To save money, health plans often require people to “fail first” by trying and failing on therapies other than what their physicians have prescribed. This process, called step therapy, can mean weeks, months or even years without appropriate treatment. Meanwhile, people like me continue to suffer the symptoms of chronic disease and even unwanted side effects of the insurer-preferred medications.
Georgia has the opportunity this year to join more than 20 other states which have put guardrails around the step therapy process by empowering physicians to exempt patients when medically necessary and ensuring that therapy protocols are based on clinical guidelines developed by independent experts instead of just the cost for an insurance company. Under the sponsorship of Rep. Sharon Cooper (D-Marietta), the State House passed this legislation and it is now up for consideration in the Senate.
As a legislator, I want step therapy reform for my constituents and for every Georgian. But I’m also fighting for it because this issue is real and personal for me, just like it is for too many other Georgians who live with chronic illness.
I’ve lived for the past 19 years with systemic lupus, which ranges from mild to life-threatening. Last summer, lupus led to a bulging disc in my back. I woke up every day for several weeks with a gnawing headache and chronic back pain, which kept intensifying. I was eventually sent to the ER, as the high level of pain had raised my blood pressure to the point of a potential stroke.
My physician prescribed a nerve block injection to relieve the pain and allow me to continue traveling for legislative business. But the nerve block injection was denied by my insurance. My physician attempted try and appeal the decision, but it was denied.
I was told over and over by the insurance company that I must go to physical therapy for at least six weeks before the injection coverage would be considered.
After living another week in excruciating pain, I asked the lobbyist representing the insurance company to help. Several days later, I received a call from my insurance carrier that the injection procedure was approved.
I am appalled that I had to leverage my role as an elected official in order to bypass step therapy and receive pain relief.
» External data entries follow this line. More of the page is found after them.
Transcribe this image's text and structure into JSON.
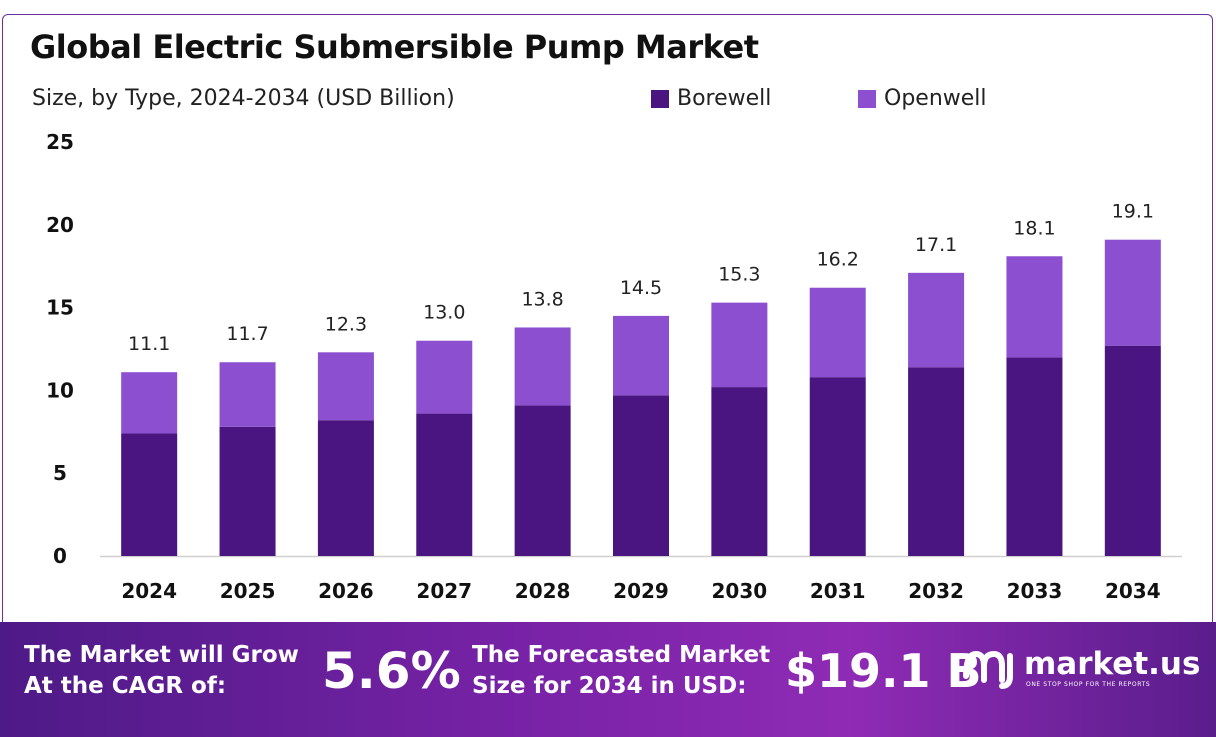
{
  "title": "Global Electric Submersible Pump Market",
  "subtitle": "Size, by Type, 2024-2034 (USD Billion)",
  "colors": {
    "borewell": "#4a1580",
    "openwell": "#8b4fd0",
    "frame": "#6b2f9e",
    "footer_start": "#4e1a87",
    "footer_end": "#8f2bb5"
  },
  "chart_data": {
    "type": "bar",
    "stacked": true,
    "categories": [
      "2024",
      "2025",
      "2026",
      "2027",
      "2028",
      "2029",
      "2030",
      "2031",
      "2032",
      "2033",
      "2034"
    ],
    "series": [
      {
        "name": "Borewell",
        "values": [
          7.4,
          7.8,
          8.2,
          8.6,
          9.1,
          9.7,
          10.2,
          10.8,
          11.4,
          12.0,
          12.7
        ]
      },
      {
        "name": "Openwell",
        "values": [
          3.7,
          3.9,
          4.1,
          4.4,
          4.7,
          4.8,
          5.1,
          5.4,
          5.7,
          6.1,
          6.4
        ]
      }
    ],
    "totals": [
      11.1,
      11.7,
      12.3,
      13.0,
      13.8,
      14.5,
      15.3,
      16.2,
      17.1,
      18.1,
      19.1
    ],
    "total_labels": [
      "11.1",
      "11.7",
      "12.3",
      "13.0",
      "13.8",
      "14.5",
      "15.3",
      "16.2",
      "17.1",
      "18.1",
      "19.1"
    ],
    "yticks": [
      "0",
      "5",
      "10",
      "15",
      "20",
      "25"
    ],
    "ylim": [
      0,
      25
    ],
    "grid": false,
    "legend_position": "top-right"
  },
  "footer": {
    "cagr_label": "The Market will Grow At the CAGR of:",
    "cagr_value": "5.6%",
    "forecast_label": "The Forecasted Market Size for 2034 in USD:",
    "forecast_value": "$19.1 B",
    "brand_name": "market.us",
    "brand_tagline": "ONE STOP SHOP FOR THE REPORTS"
  }
}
I am angry because people I know will have to live in pain and choose to either suffer in silence or try and self-medicate.
Our health care system is not just broken; it’s wrong. It’s time for our state to start lifting barriers and hurdles that hurt the sick. It’s time to move our health care system beyond empathy into fairness and equity.
We can start by reforming step therapy.
Rep. Kim Schofield (D-Atlanta) represents District 60 covering southeast Atlanta.